I was unable to interview Sam Jackson because he was out of the country, but the film’s production notes quote him: “The first day I showed up I went to see the snakes and see how they were dealing with them. They were doing a test of when the oxygen masks fall down, and they were dumping a big bucket of snakes on a guy’s head. It was fun to watch the snakes hit him and then go into his pockets and down his shirt. I was OK with that, but my agent said she didn’t want snakes within 20 feet of me.” A clause was put in Jackson’s contract stating this.

When I asked about the clause, Berenson said, “I think the agents were fearful that the actors were going to be around venomous snakes. The irony was that Sam’s interaction with the snakes was less than others’ because he’s the one who’s directing everyone to get away from the snakes.”

Though Jackson didn’t come into contact with any live snakes, “he was fine with the snakes,” Sylvester said. “He came into the snake house several times. He thought they were pretty fascinating.”

The presence of snakes certainly changed the atmosphere on set. “There was always this thing where people were really paying attention,” Ellis said. “They stopped playing with their Blackberries the minute they knew the snakes were coming on board, especially Kitty.”

The SOAP Phenomenon

The cottage industry that fans have created around the movie is amazing. “The fans are known as snakesonaplaniacs,” Heffernan said. “There are about 200 different kinds of T-shirts, bumper stickers and SOAP bracelets. New Line couldn’t be happier and was smart enough to let this thing grow and let the fans do their own thing. You’d be amazed at how many hours people have spent making Photoshop posters, movie trailers and songs. It’s great because they’ve taken the movie and made it their own.”
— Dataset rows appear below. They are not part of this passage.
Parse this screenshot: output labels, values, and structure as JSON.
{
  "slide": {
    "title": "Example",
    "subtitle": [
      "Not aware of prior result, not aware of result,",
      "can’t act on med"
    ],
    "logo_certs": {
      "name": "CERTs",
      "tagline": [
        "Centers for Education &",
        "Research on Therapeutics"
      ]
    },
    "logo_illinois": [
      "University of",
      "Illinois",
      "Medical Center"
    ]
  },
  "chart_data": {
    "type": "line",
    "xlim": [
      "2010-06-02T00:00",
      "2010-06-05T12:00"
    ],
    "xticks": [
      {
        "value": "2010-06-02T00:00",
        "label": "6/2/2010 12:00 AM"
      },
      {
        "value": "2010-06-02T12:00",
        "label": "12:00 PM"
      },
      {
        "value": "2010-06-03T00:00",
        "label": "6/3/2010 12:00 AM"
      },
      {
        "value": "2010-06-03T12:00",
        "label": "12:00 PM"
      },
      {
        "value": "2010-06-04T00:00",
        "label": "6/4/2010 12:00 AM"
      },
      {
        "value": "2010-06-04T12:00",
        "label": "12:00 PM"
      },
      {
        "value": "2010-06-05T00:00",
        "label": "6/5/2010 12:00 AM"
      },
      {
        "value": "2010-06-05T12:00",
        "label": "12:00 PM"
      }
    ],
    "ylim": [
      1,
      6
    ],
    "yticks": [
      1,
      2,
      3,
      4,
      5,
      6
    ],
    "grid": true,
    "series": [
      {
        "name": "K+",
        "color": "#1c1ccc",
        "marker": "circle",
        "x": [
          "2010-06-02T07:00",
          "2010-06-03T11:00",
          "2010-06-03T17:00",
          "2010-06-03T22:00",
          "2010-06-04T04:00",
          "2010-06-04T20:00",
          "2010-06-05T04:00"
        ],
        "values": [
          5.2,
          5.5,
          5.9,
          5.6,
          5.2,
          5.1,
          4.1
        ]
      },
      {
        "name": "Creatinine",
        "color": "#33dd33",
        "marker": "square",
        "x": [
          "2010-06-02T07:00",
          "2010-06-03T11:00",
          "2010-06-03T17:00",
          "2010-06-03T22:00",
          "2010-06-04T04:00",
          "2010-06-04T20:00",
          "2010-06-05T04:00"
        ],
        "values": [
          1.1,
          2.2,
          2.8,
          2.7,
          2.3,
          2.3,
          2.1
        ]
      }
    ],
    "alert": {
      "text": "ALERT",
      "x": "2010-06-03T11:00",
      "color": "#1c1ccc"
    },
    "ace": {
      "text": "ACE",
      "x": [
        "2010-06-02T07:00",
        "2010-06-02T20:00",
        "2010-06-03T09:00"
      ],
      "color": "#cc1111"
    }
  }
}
While snakes are once again being promoted as scary creatures in a movie, hopefully a fun time can be had by all when the film opens on August 18, including snake fans who recognize that the “coral snakes” are really milk snakes. (Parents should know, too, that the movie is rated R.)

A talk with Jules Sylvester wouldn’t be complete without asking him about upcoming film projects. A Ben Stiller comedy called Balls of Fury (it’s about ping pong), recently needed a lizard, and he just finished Casino Royale, the new James Bond film. “I worked with a reptile on that, and that’s all I can tell you because otherwise I’ll have to kill you. It’s a doozy.” That’s got me wondering!

In closing, I have a message for REPTILES readers from writer John Heffernan: “To all you reptile fans,” he said, “you’ll get to see some great snake action come August 18. And if I didn’t get everything scientifically right, don’t hold it against me too much, please.”

Richard Ellis has a message, too: “Go and see the movie 20 times.”

Do so, and you will have joined the ranks of the snakesonaplaniacs.